鶴女房

「そろそろ本当のことを言ったらどうだ?」


 天上から逆さに吊るされた男は首を振る。そのほどけた髷からは水滴がぶるぶると辺りへ散らばる。


「俺じゃない……俺じゃない……女房なんだ……」


「まだ言うかっ! やれい!」


 役人の号令のもと、男は水の入った大きな桶の中へ再びざぶんと落とされる。そしてまた引き上げられる。十両盗めば死罪とされていたその時代、一見して農民風の男が持っていた反物の数々は、合計すれば十両をゆうに越えるだけの価値があった。それゆえに不審に思った店から通報があったのだ。

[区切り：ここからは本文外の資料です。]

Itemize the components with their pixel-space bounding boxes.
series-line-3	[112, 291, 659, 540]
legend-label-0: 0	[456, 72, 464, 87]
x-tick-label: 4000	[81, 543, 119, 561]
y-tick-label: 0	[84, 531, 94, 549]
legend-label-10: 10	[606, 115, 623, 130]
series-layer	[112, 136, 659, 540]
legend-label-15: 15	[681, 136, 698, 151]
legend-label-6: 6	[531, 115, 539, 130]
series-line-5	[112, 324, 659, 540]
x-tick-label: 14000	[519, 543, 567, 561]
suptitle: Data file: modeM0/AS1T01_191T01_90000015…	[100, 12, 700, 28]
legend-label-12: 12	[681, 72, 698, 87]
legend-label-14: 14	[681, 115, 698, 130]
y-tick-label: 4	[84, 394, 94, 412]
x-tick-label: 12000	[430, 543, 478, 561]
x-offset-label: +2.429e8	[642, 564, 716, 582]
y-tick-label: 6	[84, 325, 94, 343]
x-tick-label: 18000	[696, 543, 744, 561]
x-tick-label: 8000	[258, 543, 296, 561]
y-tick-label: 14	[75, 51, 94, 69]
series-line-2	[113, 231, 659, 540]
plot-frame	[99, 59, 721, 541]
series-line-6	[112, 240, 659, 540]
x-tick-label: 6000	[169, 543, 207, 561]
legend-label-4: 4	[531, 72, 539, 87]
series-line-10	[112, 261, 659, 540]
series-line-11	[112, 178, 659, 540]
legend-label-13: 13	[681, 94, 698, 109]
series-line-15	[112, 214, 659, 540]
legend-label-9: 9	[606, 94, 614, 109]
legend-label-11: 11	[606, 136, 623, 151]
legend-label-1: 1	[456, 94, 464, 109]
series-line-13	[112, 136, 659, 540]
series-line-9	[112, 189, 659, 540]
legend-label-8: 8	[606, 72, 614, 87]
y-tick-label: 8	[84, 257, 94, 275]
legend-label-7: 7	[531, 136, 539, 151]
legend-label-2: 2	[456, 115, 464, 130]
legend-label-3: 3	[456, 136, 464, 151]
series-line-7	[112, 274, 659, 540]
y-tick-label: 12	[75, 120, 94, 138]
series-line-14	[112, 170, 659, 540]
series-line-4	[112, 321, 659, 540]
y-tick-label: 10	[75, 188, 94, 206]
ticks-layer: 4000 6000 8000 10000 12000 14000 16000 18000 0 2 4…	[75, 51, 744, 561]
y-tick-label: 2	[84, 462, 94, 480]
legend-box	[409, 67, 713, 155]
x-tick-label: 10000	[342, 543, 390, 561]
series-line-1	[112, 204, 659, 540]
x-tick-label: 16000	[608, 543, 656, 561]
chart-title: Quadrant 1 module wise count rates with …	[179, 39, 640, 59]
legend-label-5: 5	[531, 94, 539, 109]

 捕まった男は当初、お鶴という女が反物をくれたのだと答えた。その女は誰だと問い詰めると女房だと言う。ならばその女房を連れてまいれと言いつけると、もう家を出て居なくなったと泣く。

 拷問の中で男はだんだんと話の辻褄が合わなくなり、しまいにはお鶴という女は実は鶴で、その女が反物を織るところを見てしまったせいで家を飛び出してしまったのだと戯言を繰り返すようになってしまっていた。

 そういう話はどこからかすぐに世間に伝わってゆくもので、奉行所の周りでは鶴を女房にした男の美談がまことしとやかに囁かれるようになったのだ。


 このままでは面子が立たぬと役人は男の家へと部下を派遣し、あるものを発見する。その事実を突きつけると、男はようやく本当のことを話すようになった。



 

 お鶴が最初に俺の家を訪ねてきたのは、二週間ほど前の寒い夜のことだった。

 道に迷ったから泊めてほしいという。旅の服装ではなく、身なりもいい。それに妙になまめかしかったから、怪しいと思いつつも泊めてやることにしたんだ。

 だが翌朝になってもそのまた翌日になっても一向に出てゆく気配がない。

 俺が畑仕事に出ている間、飯ばかりばくばくと食いやがる。痩せていやがるのに、だ。だからそんなに飯を食うなら何かよこせと言ったんだ。するとお鶴は俺に抱きついてきた。俺の女房になりたいと言うもんで……その……いろいろあって嫁にすることにした。

 俺は早くに両親を亡くして一人身だったし、今年は作物の出来が良かったからもう一人養うくらいの収穫はあったし、ただ素直に喜んでいた。はじめのうちは。


 お鶴が俺の女房になってから一週間ほど経った頃だろうか。あまりにも飯がなくなるのが早いから、こいつはもしかして狐か何かで俺が出かけている間に仲間を呼んで大事な食料を食い散らかしているんじゃないかと不安に思えてきた。

 なので俺は畑に行くフリをして近くの林に身を隠し、様子をうかがっていたのだ。

 するとしばらくして男がやってきた。農民らしからぬ姿。お鶴と同じ、町の人間のような雰囲気。しかも男は俺の家に入ってゆくじゃないか。


 密かに家に近づき様子を伺うと、中からお鶴の艶っぽい声がする。

 俺はつい中へと駆け込んだ。すると男は着物をはだけて俺の女房にまたがっているじゃないか。思わず持っていた鍬で男になぐりかかったら……。



 

 役人は静かに頷いた。


「そいつは一ヶ月ほど前、神田小柳町の越前屋から反物を盗んで消えた番頭の与兵衛だ。遊女のお鶴と一緒に駆け落ちしたと言う噂は本当だったんだな。お前さんの持ち込んだ反物を越前屋の主に見せたら間違いないと答えたよ。お前さんの家の裏に埋められていた男女の死体は与兵衛とお鶴に間違いないな」


 男はそのまま死罪となったが、鶴を女房にした話は真実が伏せられたまま広がっていった。



 

『当世民明之俗談』(著者不詳)に拠る。